First, weak states, particularly those emerging from decolonization, are often underdeveloped in terms of both their economic and political institutions. Their weakness dwarfs their ability to prevent political discontent from developing into violence. Hironaka challenges the current policy belief that poor economic and military capabilities are the essential aspect of state weakness. Instead, she contends, the most significant aspect of weakness belongs in the political realm: specifically, governmental capacity, which she finds not only to be more significant, but also more consistently associated with lower rates of civil war across time.

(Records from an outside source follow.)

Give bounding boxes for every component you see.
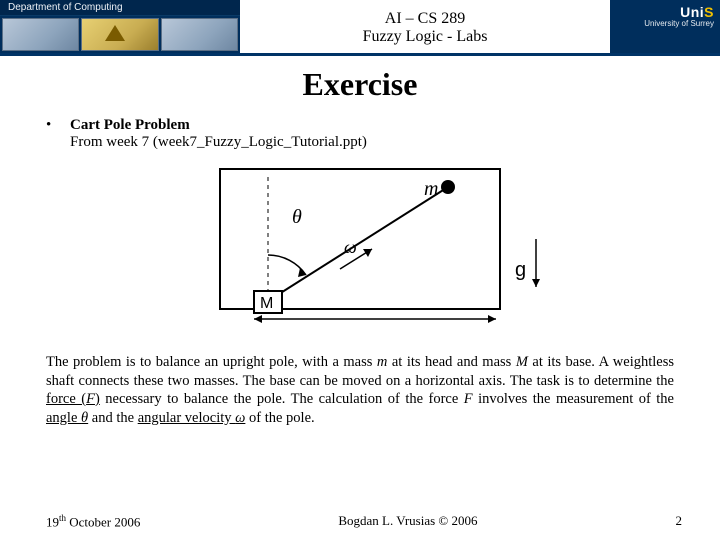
- photo-strip: [0, 16, 240, 53]
- unis-logo: UniS: [680, 4, 714, 20]
- banner-photo: [161, 18, 238, 51]
- theta-label: θ: [292, 206, 302, 228]
- bullet-item: • Cart Pole Problem From week 7 (week7_F…: [46, 117, 674, 151]
- footer-author: Bogdan L. Vrusias © 2006: [338, 513, 477, 530]
- department-label: Department of Computing: [0, 0, 240, 16]
- course-code: AI – CS 289: [385, 10, 465, 28]
- banner-photo: [2, 18, 79, 51]
- university-badge: UniS University of Surrey: [610, 0, 720, 53]
- m-label: m: [424, 178, 438, 200]
- slide-header: Department of Computing AI – CS 289 Fuzz…: [0, 0, 720, 56]
- slide-content: • Cart Pole Problem From week 7 (week7_F…: [0, 103, 720, 427]
- course-title-block: AI – CS 289 Fuzzy Logic - Labs: [240, 0, 610, 53]
- problem-subline: From week 7 (week7_Fuzzy_Logic_Tutorial.…: [70, 134, 367, 151]
- slide-footer: 19th October 2006 Bogdan L. Vrusias © 20…: [0, 513, 720, 530]
- footer-page-number: 2: [675, 513, 682, 530]
- footer-date: 19th October 2006: [46, 513, 140, 530]
- slide-title: Exercise: [0, 66, 720, 103]
- cart-pole-diagram: θ m ω M g: [220, 169, 500, 339]
- problem-heading: Cart Pole Problem: [70, 117, 367, 134]
- header-left-banner: Department of Computing: [0, 0, 240, 53]
- diagram-svg: θ m ω M: [220, 169, 560, 339]
- omega-label: ω: [344, 237, 357, 257]
- course-subtitle: Fuzzy Logic - Labs: [363, 28, 488, 46]
- banner-photo: [81, 18, 158, 51]
- g-label: g: [515, 259, 526, 282]
- big-m-label: M: [260, 295, 273, 312]
- problem-description: The problem is to balance an upright pol…: [46, 353, 674, 427]
- university-name: University of Surrey: [644, 20, 714, 29]
- bullet-marker: •: [46, 117, 52, 151]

Second, the Cold War, which typically led the two superpowers to support opposing parties, proved critical to prolonging civil wars. The opposition between the two blocs and their willingness to intervene created a "model of infinite resources," enabling various factions to support endless conflicts in countries that lacked even the bare necessities. Hironaka’s statistical analysis of civil wars that occurred between 1945 and 1997 reveals that the Cold War variable (which refers to civil wars in which the factions identify as pro- or anticommunist) remains significant even when controlling for superpower intervention (broadly defined to include armed military intervention, as well as the provision of supplies, financing, military advisors, training, and other nonmilitary aid). This indicates that other factors, such as ideology, might also have played a role in sustaining conflict—a worrisome finding in light of the current "war on terror," a new Cold War in which Islamist terrorism is the new communism.

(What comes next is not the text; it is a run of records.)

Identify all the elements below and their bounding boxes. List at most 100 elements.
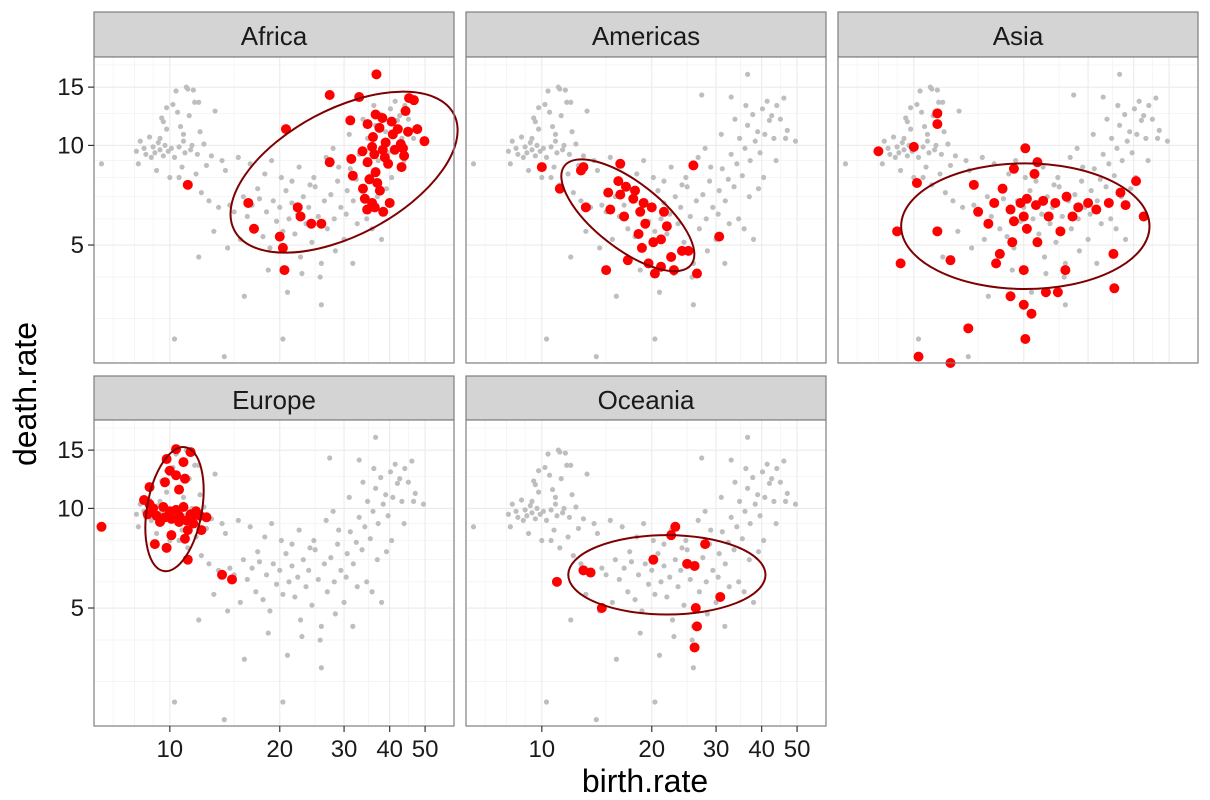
background-point <box>133 511 139 517</box>
background-point <box>373 434 379 440</box>
background-point <box>621 565 627 571</box>
background-point <box>536 126 542 132</box>
background-point <box>899 139 905 146</box>
background-point <box>750 111 756 118</box>
background-point <box>915 336 922 342</box>
background-point <box>241 293 247 299</box>
background-point <box>307 545 313 551</box>
background-point <box>171 154 178 160</box>
background-point <box>515 514 521 520</box>
background-point <box>265 630 271 636</box>
background-point <box>315 213 321 220</box>
background-point <box>655 551 661 557</box>
background-point <box>923 164 929 170</box>
background-point <box>914 101 920 108</box>
highlight-point <box>397 143 408 154</box>
background-point <box>963 157 969 164</box>
y-tick-label: 10 <box>57 132 84 159</box>
background-point <box>542 464 548 471</box>
highlight-point <box>384 197 395 208</box>
highlight-point <box>630 185 641 196</box>
facet-panel-africa: Africa <box>93 11 459 364</box>
background-point <box>311 174 317 181</box>
background-point <box>1062 302 1068 308</box>
background-point <box>696 589 702 595</box>
panel-background <box>94 420 454 726</box>
background-point <box>562 450 568 456</box>
background-point <box>955 228 961 234</box>
background-point <box>718 131 724 137</box>
background-point <box>792 138 799 144</box>
background-point <box>260 597 266 603</box>
background-point <box>513 508 519 514</box>
background-point <box>1088 188 1094 194</box>
background-point <box>599 202 605 208</box>
x-tick-label: 40 <box>748 736 775 763</box>
highlight-point <box>179 473 190 484</box>
background-point <box>356 514 362 520</box>
background-point <box>397 113 403 119</box>
highlight-point <box>188 518 199 529</box>
background-point <box>256 196 263 202</box>
background-point <box>299 633 305 640</box>
highlight-point <box>655 234 666 245</box>
background-point <box>318 665 324 671</box>
background-point <box>945 141 951 147</box>
background-point <box>378 599 385 605</box>
background-point <box>652 591 658 597</box>
highlight-points <box>182 69 430 276</box>
background-point <box>201 141 207 147</box>
highlight-point <box>359 193 370 204</box>
background-point <box>777 479 783 485</box>
background-point <box>652 228 658 234</box>
background-point <box>222 530 229 537</box>
background-point <box>354 584 360 590</box>
background-point <box>146 134 153 140</box>
background-point <box>774 465 780 472</box>
background-point <box>771 498 777 504</box>
background-point <box>1117 122 1123 128</box>
background-point <box>148 517 154 523</box>
background-point <box>667 574 673 580</box>
background-point <box>196 617 202 623</box>
background-point <box>609 236 615 242</box>
background-point <box>708 164 714 170</box>
background-point <box>568 617 574 623</box>
background-point <box>507 524 513 530</box>
confidence-ellipse <box>567 534 767 616</box>
background-point <box>784 490 790 497</box>
background-point <box>741 589 747 595</box>
background-point <box>1098 221 1104 227</box>
background-point <box>679 545 685 551</box>
background-point <box>658 216 664 222</box>
background-point <box>934 87 940 93</box>
background-point <box>942 190 948 196</box>
background-point <box>1136 98 1142 104</box>
background-point <box>678 204 684 210</box>
highlight-point <box>369 149 380 160</box>
background-point <box>1040 164 1046 170</box>
x-tick-label: 10 <box>528 736 555 763</box>
background-point <box>385 513 391 519</box>
background-point <box>297 617 304 623</box>
background-point <box>522 144 528 150</box>
background-point <box>1033 178 1039 184</box>
highlight-point <box>357 183 368 194</box>
highlight-point <box>171 470 182 481</box>
background-point <box>225 608 231 614</box>
background-point <box>160 119 166 125</box>
background-point <box>1145 157 1151 164</box>
highlight-point <box>648 554 659 565</box>
highlight-point <box>174 484 185 495</box>
background-point <box>702 145 708 151</box>
facet-strip-label: Oceania <box>598 385 695 415</box>
background-point <box>410 135 417 141</box>
highlight-point <box>345 115 356 126</box>
background-point <box>240 557 246 563</box>
background-point <box>324 589 330 595</box>
background-point <box>197 129 203 135</box>
x-tick-label: 50 <box>412 736 439 763</box>
background-point <box>842 161 849 167</box>
background-point <box>1053 239 1059 245</box>
highlight-point <box>1060 265 1071 276</box>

The third factor, the impact of the current international "climate," is the most challenging. The current dogma aimed at preserving the sovereignty of all states regardless of their viability is untenable. To make matters worse, today's world system elevates a model of ideal state structure—a Western-style capitalist democracy—to which all states are meant to adhere. Hironaka provocatively suggests that the attempts by weak states to implement the international blueprints that are modeled on the "ideal" state, far from easing their burdens, have led to the conditions that foster lengthy civil wars. All countries have to follow similar blueprints, but because thresholds are too distant for weak states, their leaders are likely to turn to corruption and human rights abuses to prevent their downfall. The structural weakness of such states provides the rationale for new domestic challengers to arise, fueling endless conflict. Indeed, all too often the international community develops models that focus on what weak states ought to do rather than what they can do.

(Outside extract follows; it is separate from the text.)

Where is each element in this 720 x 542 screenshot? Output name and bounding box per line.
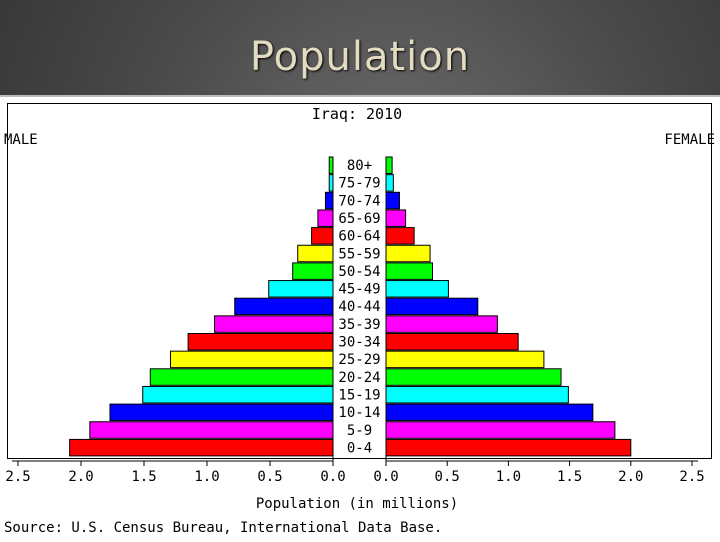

After such a provocative read, one can only regret that the short and gloomy policy implications are hastily developed in the last three pages. Hironaka considers three potential solutions to resolving civil wars in weak states: colonialism, international aid, and secession. Colonialism is quickly dismissed as politically incorrect—although in the recent and ongoing political projects in East Timor, Bosnia, Kosovo, Haiti, Afghanistan, and Iraq, one might recognize the revival of a milder colonialism as international tutelage. International development aid is deemed to be on the right track due to its recent focus on rule of law and institution building, but based on its poor historical track record, it is also promptly shoved aside. Secession is also rejected on the grounds that the idea of it is not mainstream in world politics—but mainly because dividing weak states fails to address the root cause of conflict, state weakness, and may simply result in creating two new entities with smaller economies, weaker resources, and even greater dependency on foreign aid. Thus the issue remains unanswered: if the international system is the unwilling architect of protracted warfare, what should be done about it?